David Bergman davidb@home.se
Sun, 1 Dec 2002 13:12:56 -0500


So,

Should I imply that the IO monad is "pretty damned useless" in Hugs
then, since the loop does not run in constant space there?

There are a lot of algorithms that cannot be run in constant space (due
to either recursion depth or structure generation), even in the most
optimized setting.

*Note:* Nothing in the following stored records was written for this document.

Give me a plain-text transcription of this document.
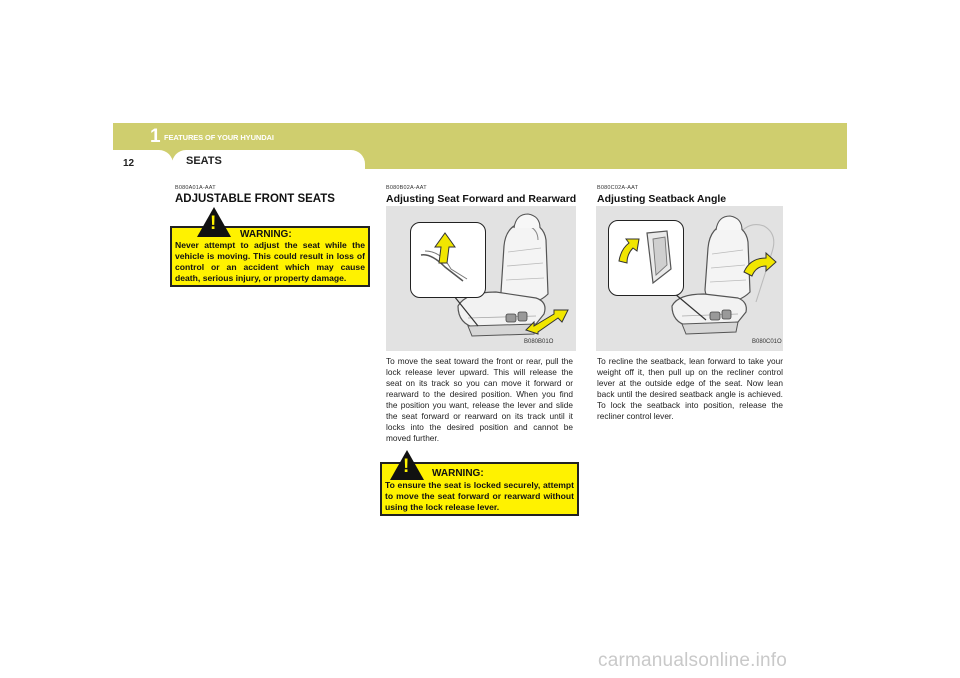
1 FEATURES OF YOUR HYUNDAI
12	SEATS
B080A01A-AAT
ADJUSTABLE FRONT SEATS
!
WARNING:
Never attempt to adjust the seat while the vehicle is moving. This could result in loss of control or an accident which may cause death, serious injury, or property damage.
B080B02A-AAT
Adjusting Seat Forward and Rearward
B080B01O
To move the seat toward the front or rear, pull the lock release lever upward. This will release the seat on its track so you can move it forward or rearward to the desired position. When you find the position you want, release the lever and slide the seat forward or rearward on its track until it locks into the desired position and cannot be moved further.
! WARNING:
To ensure the seat is locked securely, attempt to move the seat forward or rearward without using the lock release lever.
B080C02A-AAT
Adjusting Seatback Angle
B080C01O
To recline the seatback, lean forward to take your weight off it, then pull up on the recliner control lever at the outside edge of the seat. Now lean back until the desired seatback angle is achieved. To lock the seatback into position, release the recliner control lever.
carmanualsonline.info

This does not make them useless.

/David

-----Original Message-----
From: haskell-admin@haskell.org [mailto:haskell-admin@haskell.org] On
Behalf Of Richard Uhtenwoldt
Sent: Saturday, November 30, 2002 11:53 PM
To: David Bergman
Cc: haskell@haskell.org
Subject: RE: Running out of memory in a simple monad

David Bergman writes:

>It is easy to get the feeling that the recursive call in
>
>	recurse = do
>	   		f x
>         		recurse
>
>is the last one, but this is just an illusion of the iterative layout
of
>"do". Sometimes the monads lure us into old iterative thought
>patterns...
>
>Taking away the syntactic sugar, we end up with
>
>	recurse = f x >> recurse
>
>This reveals the fact that there can be no last call optimization,
>because the last call is ">>".

What do you mean by this?  Do you mean that that an implementation
cannot execute arbitrarily many iterations/recursions of that last
loop/definition in constant space?

If that's what you mean, you are wrong.  GHC does that.  The IO monad
would be pretty damned useless for actual work if implementations did
not do that!

Even if we replace the (>>) with a (:) as the "main operator"/"last
call" of the loop, the result can execute in constant space because
of optimizations.

E.g., the program

  loop n=n:loop (n+1)
  main = print (loop 0)

executes in constant space when compile by GHC 5.02.


Details: 

Specifically, I let it run till it printed 2,500,000 at which time top
reported the "RSS" to be 1,500 with no increase having occurred in a
long time.  top's manpage says that "RSS" is "the total amount of
physical memory used by the task, in kilobytes".

The statement about (>>) is true when the (>>) is in the IO monad.  I
did not check to see what happens in a "user-defined" monad.